A common safe pattern is:
- CPU: use limits only when needed
- Memory: always set limits, since out-of-memory conditions are disruptive cluster-wide
Step 5: Apply updated requests and limits and observe behavior
After updating the Deployment:
kubectl rollout status deployment/<name>
Then observe:
kubectl top pod
Repeat until usage aligns with expectations.
Next, we look at the main operational pitfalls engineers encounter.
6. Common misconfigurations and how to avoid them
Every issue described here is recognized in the official Kubernetes documentation.
Pitfall 1: Setting requests far higher than real usage
This causes poor scheduling because the scheduler reserves unnecessary capacity.
Pitfall 2: Setting memory limits too low
Memory cannot be throttled. A container that hits its memory limit will be killed.
This behavior is explicitly described in the cgroup enforcement section.
Pitfall 3: Setting CPU limits too low
The kernel will throttle CPU-intensive containers, impacting latency and throughput.

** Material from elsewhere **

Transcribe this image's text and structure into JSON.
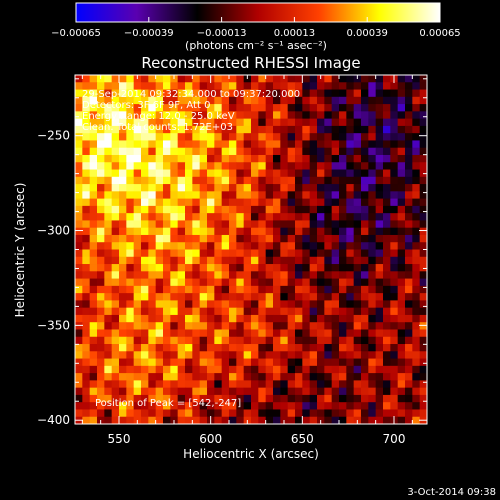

Pitfall 4: Leaving requests unset
This places the pod in BestEffort, making it the first to be evicted under pressure.
Pitfall 5: Forgetting that the scheduler only looks at requests, not limits
Over-sized requests cause node underutilization.
You now know how to avoid these issues. Next, we verify success.
7. Validate that resource settings are working correctly
Use three checks, all based on official tooling guidance.
Check 1: Observe resource usage
kubectl top pod
Check 2: Inspect container restarts and OOMKills
kubectl describe pod
Check 3: Confirm QoS class
Look under “QoS Class” inside kubectl describe pod.
A stable workload should:
- Not be repeatedly throttled
- Not show OOM events
- Have predictable scheduling and performance
Next, we look at how this ties into broader engineering practice.
8. What to do next
Once you have consistent resource values, you can explore topics the official documentation recommends pairing with requests and limits:
- Horizontal Pod Autoscaler (HPA)
- Vertical Pod Autoscaler (VPA)
- Pod disruption budgets
- Node allocatable resource planning
- Resource quotas and limits per namespace
These topics build directly on correct resource sizing.